Every experiment requires appropriate controls: vehicle controls (matching the reconstitution buffer composition exactly), positive controls (a compound with known activity in the assay system), and negative controls (untreated or inactive analog). Biological replicates (independent experiments on different days with different cell passages or animal cohorts) are more informative than technical replicates (repeated measurements of the same sample). A minimum of three biological replicates is standard for publication-quality data. Statistical analysis should include measures of central tendency, variability (standard deviation or standard error), and appropriate hypothesis testing with correction for multiple comparisons where applicable.

Safety and Handling

All research compounds should be handled according to standard laboratory safety protocols. Wear appropriate personal protective equipment (gloves, lab coat, eye protection) when handling lyophilized powders and reconstituted solutions. Avoid inhalation of lyophilized powder during reconstitution. Dispose of unused compound and contaminated materials according to institutional biosafety and chemical waste guidelines. Research peptides are intended for laboratory research use only and are not approved for human therapeutic use unless specifically noted (such as FDA-approved compounds like Tesamorelin).

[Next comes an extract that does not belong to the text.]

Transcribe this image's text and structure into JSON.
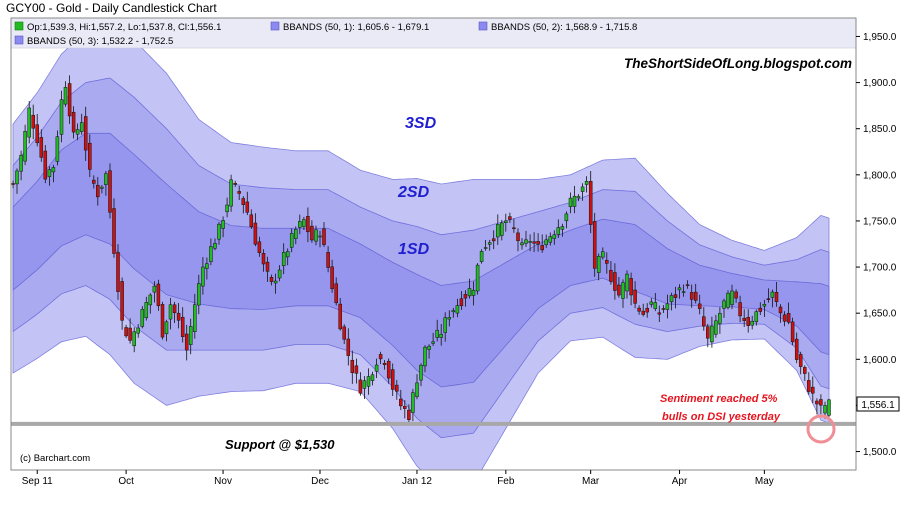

Proper storage extends compound viability and ensures consistent experimental results. Lyophilized compounds should be stored at -20°C with desiccant in sealed containers. After reconstitution with bacteriostatic water, store at 2-8°C and use within the validated stability window (typically 3-4 weeks). For long-term storage of reconstituted solutions, prepare single-use aliquots and freeze at -20°C to avoid repeated freeze-thaw cycles that accelerate degradation.

Frequently Asked Questions

What is a Certificate of Analysis?

A CoA is an analytical document reporting testing results for a specific batch of product, including HPLC purity, mass spectrometry identity confirmation, and physical characterization data.

What purity should research peptides have?

Research-grade peptides should be 95% or higher by HPLC. Premium research-grade is 98%+. For quantitative research where impurities could confound results, 99%+ is preferred.

FOR RESEARCH USE ONLY. NOT FOR HUMAN CONSUMPTION. This article is intended for educational and informational purposes only. It does not constitute medical advice. Last updated: April 20, 2026.